物事の軽重を考えろ。外交も経済も憲法も、国民が住める国土が存続することが大前提だ。

◆此許(ここもと)、歯がゆくてなりません。

アメリカがシリアは化学兵器を保有している確証を得ているといって、武力攻撃を正当化しようとしてますが、

それが愚の骨頂であることは、前回書きました。イラク戦争と全く同じです。

2013.08.30「シリア化学兵器で新証拠公表へ=米」←たとえ、それが本当でも米国が勝手に武力行使をすることは違法です。

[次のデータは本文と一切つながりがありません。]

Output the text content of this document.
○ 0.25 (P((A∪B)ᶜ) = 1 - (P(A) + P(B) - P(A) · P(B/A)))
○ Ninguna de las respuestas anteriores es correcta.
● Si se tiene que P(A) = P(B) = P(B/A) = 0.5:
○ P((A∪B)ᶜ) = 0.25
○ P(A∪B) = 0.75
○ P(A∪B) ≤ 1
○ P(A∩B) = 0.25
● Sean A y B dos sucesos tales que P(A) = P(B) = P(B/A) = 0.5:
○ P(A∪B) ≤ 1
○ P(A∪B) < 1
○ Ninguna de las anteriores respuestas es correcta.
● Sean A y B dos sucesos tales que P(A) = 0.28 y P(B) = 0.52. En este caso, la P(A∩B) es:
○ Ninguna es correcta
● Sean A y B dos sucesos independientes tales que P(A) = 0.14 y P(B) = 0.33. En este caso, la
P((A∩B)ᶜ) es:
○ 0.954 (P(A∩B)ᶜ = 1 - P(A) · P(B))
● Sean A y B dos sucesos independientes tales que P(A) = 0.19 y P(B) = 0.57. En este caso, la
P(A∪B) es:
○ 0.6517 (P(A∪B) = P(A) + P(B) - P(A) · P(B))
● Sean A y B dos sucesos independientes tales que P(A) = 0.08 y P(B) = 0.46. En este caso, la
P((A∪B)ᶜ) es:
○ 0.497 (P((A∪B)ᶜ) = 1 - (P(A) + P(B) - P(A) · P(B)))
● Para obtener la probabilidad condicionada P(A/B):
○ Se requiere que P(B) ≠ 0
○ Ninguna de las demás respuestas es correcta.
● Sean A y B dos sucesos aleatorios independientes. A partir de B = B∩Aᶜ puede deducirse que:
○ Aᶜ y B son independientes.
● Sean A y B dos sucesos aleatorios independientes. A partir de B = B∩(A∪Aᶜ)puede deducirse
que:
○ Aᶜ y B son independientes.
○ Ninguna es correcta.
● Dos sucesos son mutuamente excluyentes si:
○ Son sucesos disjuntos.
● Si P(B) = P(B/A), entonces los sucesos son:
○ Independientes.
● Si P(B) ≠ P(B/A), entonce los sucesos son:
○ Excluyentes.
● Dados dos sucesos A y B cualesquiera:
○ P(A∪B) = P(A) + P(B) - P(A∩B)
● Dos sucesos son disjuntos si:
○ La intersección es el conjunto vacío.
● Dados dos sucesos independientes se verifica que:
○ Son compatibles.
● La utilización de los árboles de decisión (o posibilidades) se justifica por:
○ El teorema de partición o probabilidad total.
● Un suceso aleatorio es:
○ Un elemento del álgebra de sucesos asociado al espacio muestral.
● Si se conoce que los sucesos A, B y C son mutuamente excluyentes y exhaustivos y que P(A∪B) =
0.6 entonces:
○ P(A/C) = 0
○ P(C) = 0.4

安倍政権が、憲法解釈を変えて、集団的自衛権の行使を合憲にしようとしています。

私は、今までに181回、それはまかりならぬと書きました。
私の日記を「集団的自衛権」で検索した結果です。

無名な市井の一市民の悲しさ。私が10年前から言ってる(アメリカの武力行使とか、集団的自衛権)とか、

全然見向きもされなかったのに、

今頃になって、特に「有名人」が得意気にあたかも、自説・新説のようにTweetするとそちらのほうが読まれる。

何だかバカバカしくなります。

そして、福島第一原発事故。消費税も物価も外交も憲法も、それらを議論する上での大前提は安全な国土の存続です。

それも前から言ってます。
2013.08.12「経済や社会保障を論ずる大前提は国民が安全の居住出来る国土・・・。」←NHK「解説委員スタジアム」で読まれました。

今頃になって、Twitterなんかでチマチマ発言しても仕方が無い。


◆大騒ぎして、全世界を(福一処理に)巻き込め。

こうなったら、日本は国家非常事態を宣言して世界を巻き込むべきです。

今の状態が続いたら、日本は、猛烈な放射能汚染で人間が住める国土を失う。

猛烈な被曝環境だが、なんとかしないと、世界に汚染が拡がる、世界のあらゆる叡智の提案を求める、と

日本政府は、世界に向かって大声で叫ぶべきです。

このままでは、人類が無毒化する技術を持たない、放射能が世界中に広まる。

申し訳ないが、シリアも財政の健全化も憲法改正も、デフレもへったくれもない。

福島第一原発事故の処理以外の課題は全て後回しにする。

と喚き、世界を真っ青にすること。とりあえずは、そこから始まります。